Abstract 1350P
Background
Interleukin-1 Receptor Accessory Protein (IL1RAP), expressed in several tumors, is essential for IL-1α and IL-1β signaling. IL-1α/IL-1β are implicated in tumor progression and therapy resistance, and platinum chemotherapy upregulates IL-1α in non-small cell lung cancer (NSCLC). Nadunolimab, a fully humanized ADCC-enhanced IgG1 antibody, targets IL1RAP and blocks IL-1α/IL-1β signaling. Here, data are reported from the phase I/IIa clinical trial CANFOUR in NSCLC pts treated with nadunolimab and platinum doublet.
Methods
Pts with advanced NSCLC, 1st or 2nd line (1L/2L), received nadunolimab at 1 (n=16), 2.5 (n=3) or 5 mg/kg (n=11) with cisplatin/gemcitabine, or at 2.5 mg/kg with carboplatin/pemetrexed (n=10). As an exploratory objective, the composition of immune cells in baseline biopsies were analyzed by immunohistochemistry and baseline serum samples by Olink.
Results
Efficacy parameters for nadunolimab and platinum doublet treatment (n=40) are summarized in the table below. The total population showed a promising OS and PFS of 13.7 and 6.8 months. Stronger efficacy was seen in 2L pts (n=18 in total; n=17 post-pembrolizumab) compared to 1L pts (n=22) (ORR 72% vs 41%; PFS 7.6 mo vs 6.7 mo, p = 0.038; OS 15.7 mo vs 11.5 mo). Biopsy analyses showed that 2L pts had a higher number of IL1RAP-positive immune cells, CD163+ macrophages, CD56+ NK cells and CD8+ T cells in the tumor at baseline. Serum markers showed a T-cell inflammatory profile with increased IFNγ, CXCL9 and CXCL10. Efficacy results were most pronounced in 2L non-squamous pts (n=12; ORR 92%, OS 28.9 mo; PFS 13.0 mo) including two complete responders. Table: 1350P
All | Non-squamous | ||||
Efficacy parameter | Total (n=40) | 1L (n=22) | 2L (n=18) | 1L (n=14) | 2L (n=12) |
OS; median, mo | 13.7 | 11.5 | 15.7 | 11.9 | 28.9 |
PFS; median, mo | 6.8 | 6.7 | 7.6 | 5.5 | 13.0 |
1-year survival | 55% (36-70) | 39% (16-61) | 70% (42-86) | 38% (10-67) | 82% (45-95) |
ORR | 55% | 41% | 72% | 29% | 92% |
DoR; median, mo | 5.8 | 5.2 | 9.1 | 4.8 | 11.2 |
Conclusions
Nadunolimab plus platinum doublet shows promising efficacy in NSCLC pts. Pts who progressed on pembrolizumab retained an inflammatory profile, although with signs of immunosuppression, and responded strongly to nadunolimab and platinum doublet combination.
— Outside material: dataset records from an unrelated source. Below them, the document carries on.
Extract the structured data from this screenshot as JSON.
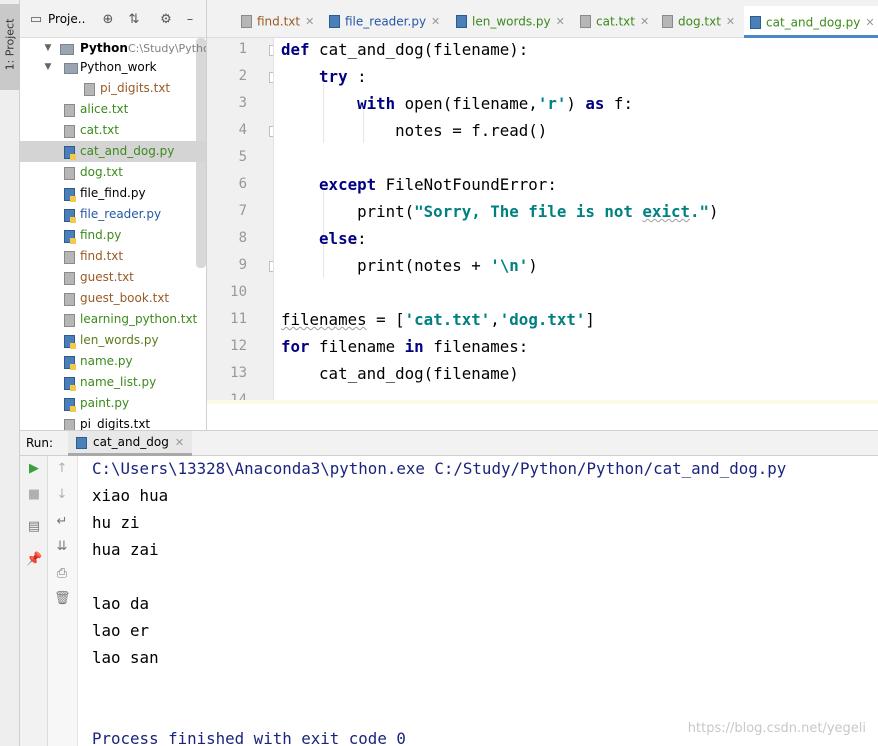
{
  "sidebar": {
    "tab_label": "1: Project"
  },
  "project_panel": {
    "title": "Proje..",
    "tree": [
      {
        "label": "Python",
        "extra": "C:\\Study\\Python\\",
        "kind": "root"
      },
      {
        "label": "Python_work",
        "kind": "folder"
      },
      {
        "label": "pi_digits.txt",
        "kind": "txt"
      },
      {
        "label": "alice.txt",
        "kind": "txt"
      },
      {
        "label": "cat.txt",
        "kind": "txt"
      },
      {
        "label": "cat_and_dog.py",
        "kind": "py",
        "selected": true
      },
      {
        "label": "dog.txt",
        "kind": "txt"
      },
      {
        "label": "file_find.py",
        "kind": "py"
      },
      {
        "label": "file_reader.py",
        "kind": "py"
      },
      {
        "label": "find.py",
        "kind": "py"
      },
      {
        "label": "find.txt",
        "kind": "txt"
      },
      {
        "label": "guest.txt",
        "kind": "txt"
      },
      {
        "label": "guest_book.txt",
        "kind": "txt"
      },
      {
        "label": "learning_python.txt",
        "kind": "txt"
      },
      {
        "label": "len_words.py",
        "kind": "py"
      },
      {
        "label": "name.py",
        "kind": "py"
      },
      {
        "label": "name_list.py",
        "kind": "py"
      },
      {
        "label": "paint.py",
        "kind": "py"
      },
      {
        "label": "pi_digits.txt",
        "kind": "txt"
      }
    ]
  },
  "tabs": [
    {
      "label": "find.txt",
      "kind": "txt"
    },
    {
      "label": "file_reader.py",
      "kind": "py"
    },
    {
      "label": "len_words.py",
      "kind": "py"
    },
    {
      "label": "cat.txt",
      "kind": "txt"
    },
    {
      "label": "dog.txt",
      "kind": "txt"
    },
    {
      "label": "cat_and_dog.py",
      "kind": "py",
      "active": true
    }
  ],
  "editor": {
    "line_numbers": [
      "1",
      "2",
      "3",
      "4",
      "5",
      "6",
      "7",
      "8",
      "9",
      "10",
      "11",
      "12",
      "13",
      "14"
    ]
  },
  "run": {
    "label": "Run:",
    "tab": "cat_and_dog",
    "output": [
      "C:\\Users\\13328\\Anaconda3\\python.exe C:/Study/Python/Python/cat_and_dog.py",
      "xiao hua",
      "hu zi",
      "hua zai",
      "",
      "lao da",
      "lao er",
      "lao san",
      "",
      "",
      "Process finished with exit code 0"
    ]
  },
  "watermark": "https://blog.csdn.net/yegeli",
  "colors": {
    "keyword": "#000080",
    "string": "#008080",
    "selection": "#d4d4d4",
    "active_tab_underline": "#4a88c7"
  }
}
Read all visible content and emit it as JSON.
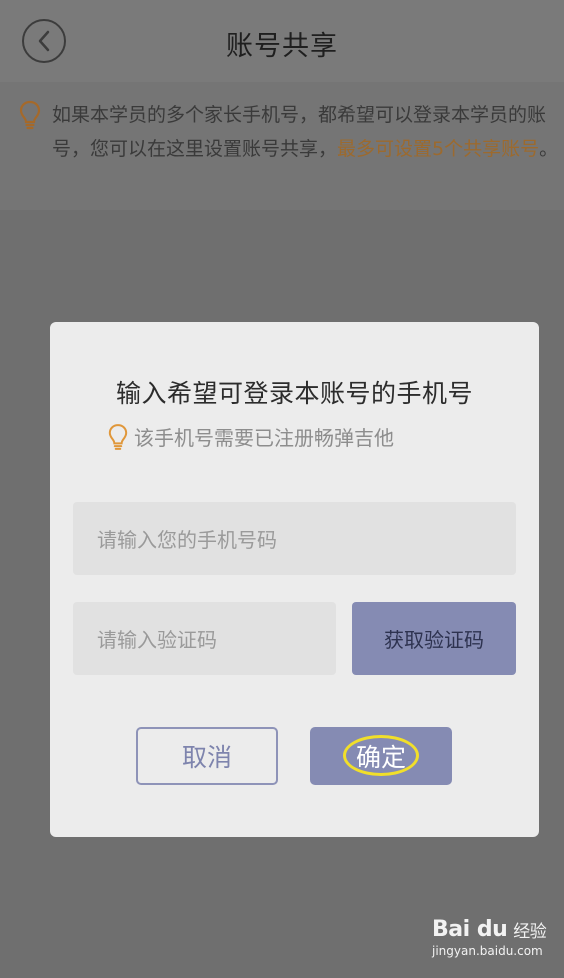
{
  "header": {
    "title": "账号共享",
    "back_icon": "chevron-left-icon"
  },
  "notice": {
    "icon": "lightbulb-icon",
    "text_before": "如果本学员的多个家长手机号，都希望可以登录本学员的账号，您可以在这里设置账号共享，",
    "text_highlight": "最多可设置5个共享账号",
    "text_after": "。",
    "highlight_color": "#9c6a2e"
  },
  "dialog": {
    "title": "输入希望可登录本账号的手机号",
    "hint": "该手机号需要已注册畅弹吉他",
    "hint_icon": "lightbulb-icon",
    "phone_placeholder": "请输入您的手机号码",
    "code_placeholder": "请输入验证码",
    "get_code_label": "获取验证码",
    "cancel_label": "取消",
    "confirm_label": "确定",
    "accent_color": "#858bb3"
  },
  "watermark": {
    "brand": "Bai du",
    "brand_cn": "经验",
    "site": "jingyan.baidu.com"
  }
}
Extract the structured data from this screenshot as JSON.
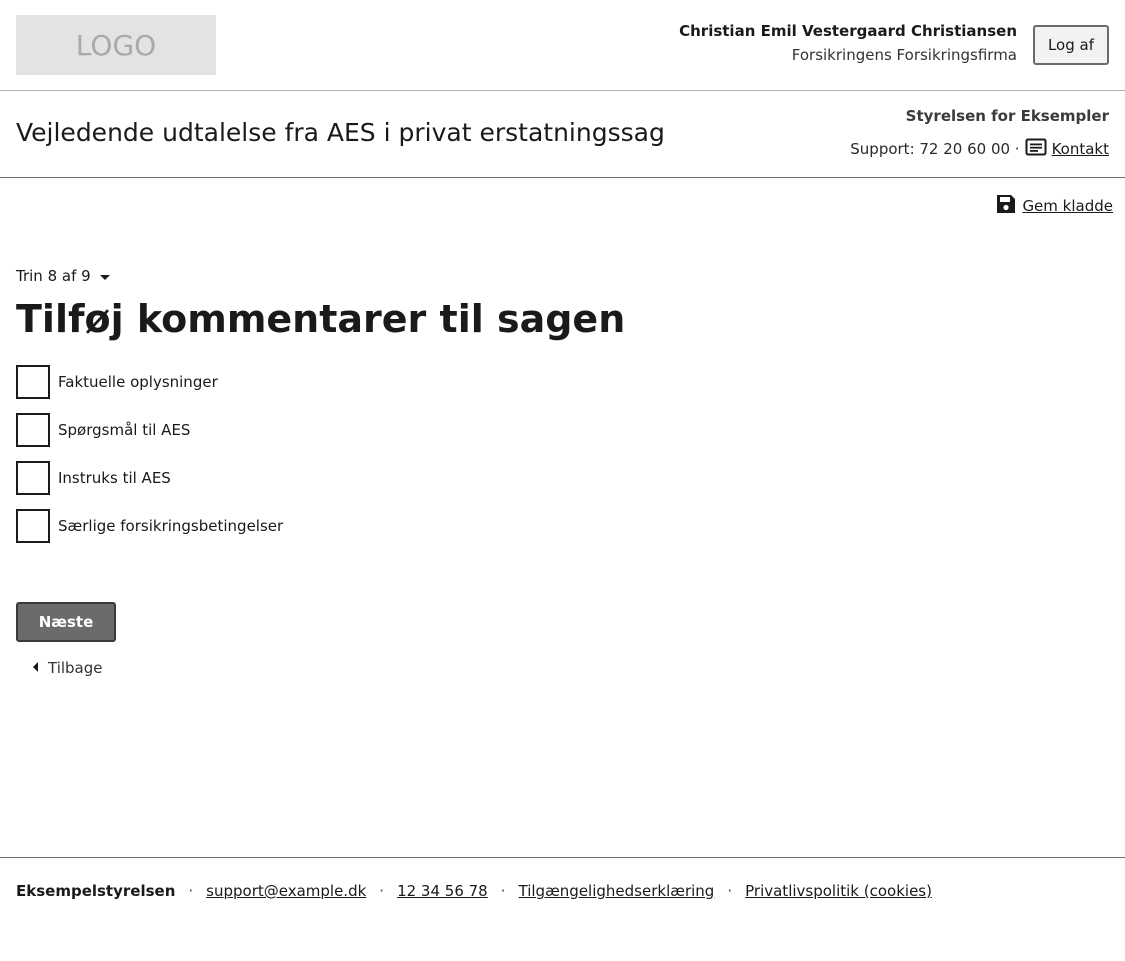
{
  "header": {
    "logo_text": "LOGO",
    "user_name": "Christian Emil Vestergaard Christiansen",
    "user_org": "Forsikringens Forsikringsfirma",
    "logout_label": "Log af"
  },
  "subheader": {
    "title": "Vejledende udtalelse fra AES i privat erstatningssag",
    "agency": "Styrelsen for Eksempler",
    "support_text": "Support: 72 20 60 00 ·",
    "contact_label": "Kontakt"
  },
  "toolbar": {
    "save_draft_label": "Gem kladde"
  },
  "main": {
    "step_label": "Trin 8 af 9",
    "heading": "Tilføj kommentarer til sagen",
    "options": [
      {
        "label": "Faktuelle oplysninger",
        "checked": false
      },
      {
        "label": "Spørgsmål til AES",
        "checked": false
      },
      {
        "label": "Instruks til AES",
        "checked": false
      },
      {
        "label": "Særlige forsikringsbetingelser",
        "checked": false
      }
    ],
    "next_label": "Næste",
    "back_label": "Tilbage"
  },
  "footer": {
    "brand": "Eksempelstyrelsen",
    "email": "support@example.dk",
    "phone": "12 34 56 78",
    "accessibility": "Tilgængelighedserklæring",
    "privacy": "Privatlivspolitik (cookies)",
    "separator": "·"
  },
  "colors": {
    "primary_button": "#6b6b6b",
    "logo_bg": "#e3e3e3",
    "text": "#1a1a1a"
  }
}
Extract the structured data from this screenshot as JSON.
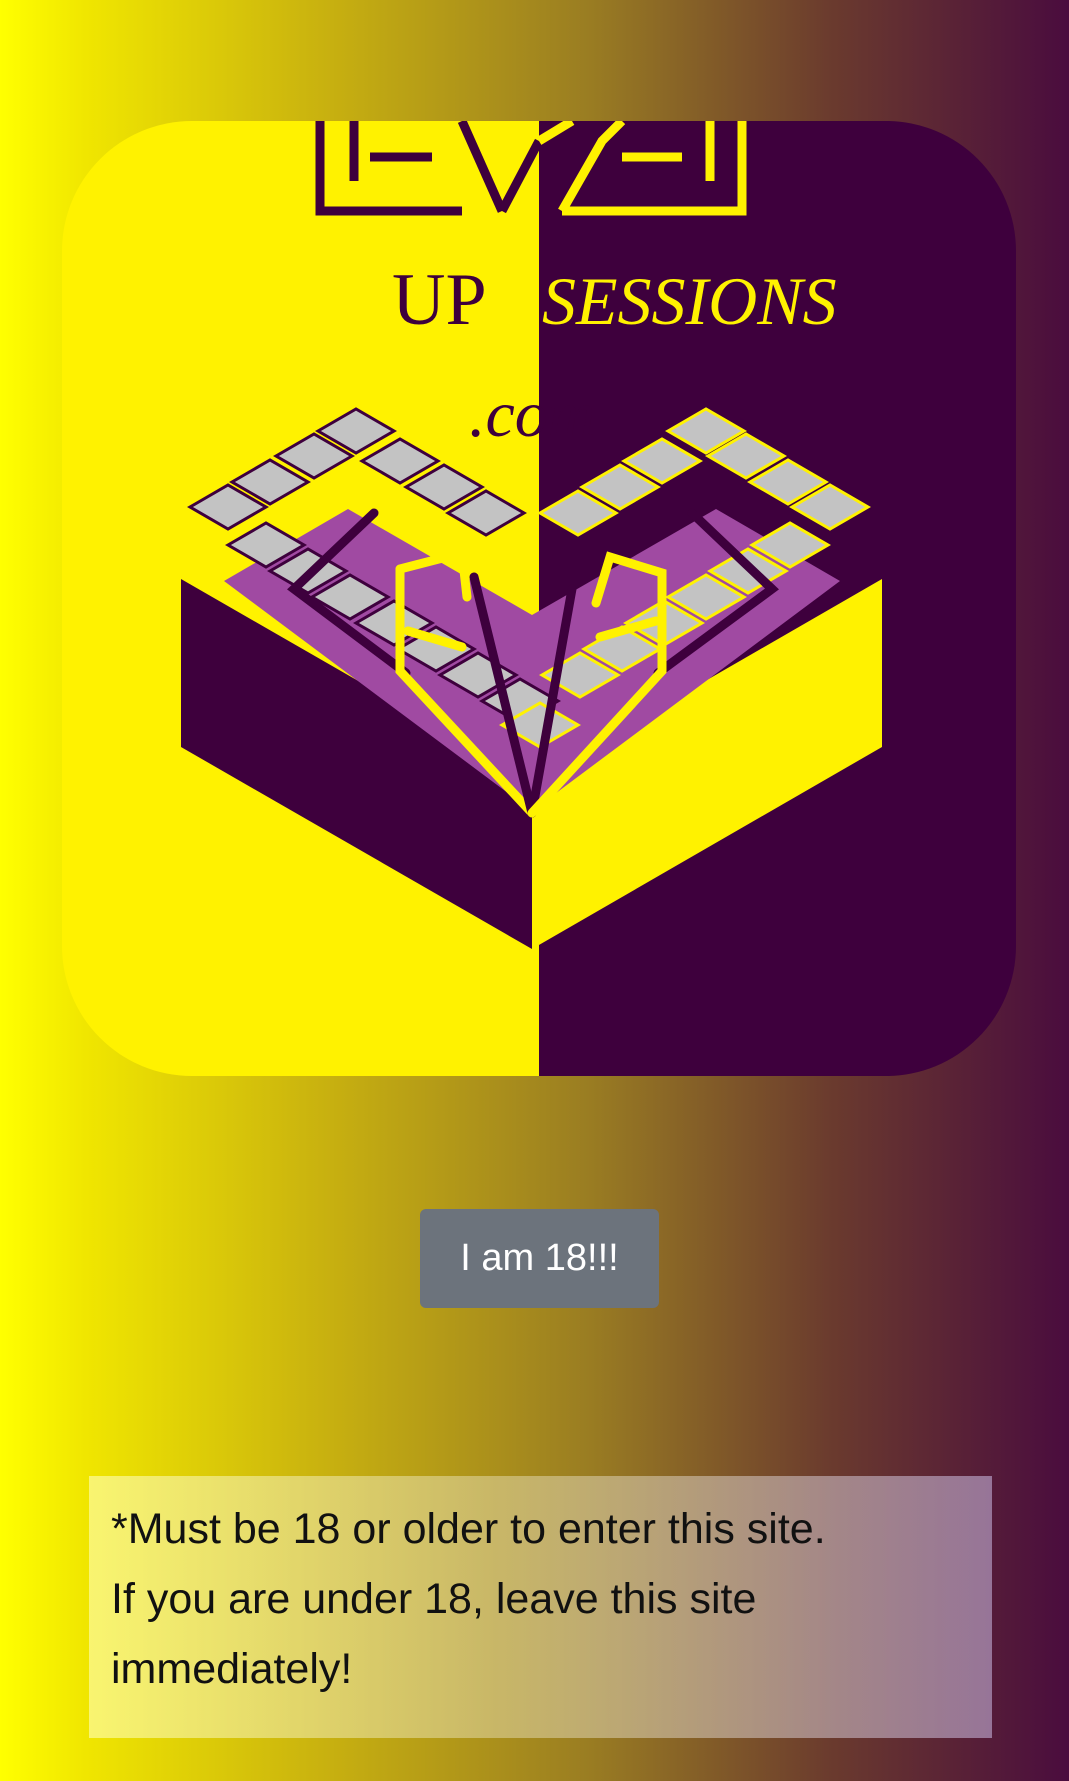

Clinical trial identification
NCT05116891.
Editorial acknowledgement
Legal entity responsible for the study
Cantargia AB.
Funding
Cantargia AB.
Disclosure
A. Paulus: Other, Funding: Amgen. M. Zemaitis: Financial Interests, Personal, Advisory Role: AstraZeneca, MSD, Janssen, Swixx Biopharma; Financial Interests, Personal, Speaker’s Bureau: AstraZeneca, MSD, Swixx Biopharma, Roche, Lilly. C. Rydberg-Millrud, S. Magnusson, N. Losic: Financial Interests, Personal, Full or part-time Employment: Cantargia; Financial Interests, Personal, Stocks/Shares: Cantargia. D. Tersago: Financial Interests, Personal, Speaker, Consultant, Advisor, Consultant: Cantargia. L.G. Paz-Ares: Financial Interests, Personal, Advisory Board, Speaker fees: Roche, MSD, BMS, AZ, Lilly, PharmaMar, BeiGene, Daiichi Sankyo, Medscape, PER; Financial Interests, Personal, Advisory Board: Merck Serono, Pfizer, Bayer, Amgen, Janssen, GSK, Novartis, Takeda, Sanofi, Mirati, Boehringer; Financial Interests, Personal, Other, Board member: Genomica, Altum sequencing; Financial Interests, Personal, Other, lectures: AICME; Financial Interests, Personal, Other, Lectures: CCO; Financial Interests, Personal, Member of Board of Directors, Board member: Stab Therapeutics; Financial Interests, Personal, Other, spinn off (I have arounfd 8% of stocks): Altum sequencing; Financial Interests, Personal, Ownership Interest, spin-off (10%): Stab Therapeutics; Financial Interests, Institutional, Coordinating PI: Daiichi Sankyo, AstraZeneca, Merck Sharp & Dohme Corp, BMS, Janssen-Cilag international NV, Novartis, Roche, Sanofi, Tesaro, Alkermes, Lilly, Takeda, Pfizer, PharmaMar; Financial Interests, Personal, Coordinating PI: Amgen; Financial Interests, Other, Member: AACR, ASCO, ESMO; Financial Interests, Other, Foundation Board Member: AECC; Financial Interests, Other, President ASEICA (Spanish Association of CancerResearch): ASEICA; Financial Interests, Other, Foundation president: ONCOSUR; Financial Interests, Other, member: Small Lung Cancer Group; Non-Financial Interests, Other, Board member of this anti-cancer Charity: AECC; Non-Financial Interests, Member, Past-President: ASEICA (Spanish Cancer Research Association); Non-Financial Interests, Leadership Role, President: Oncosur Foundation. All other authors have declared no conflicts of interest.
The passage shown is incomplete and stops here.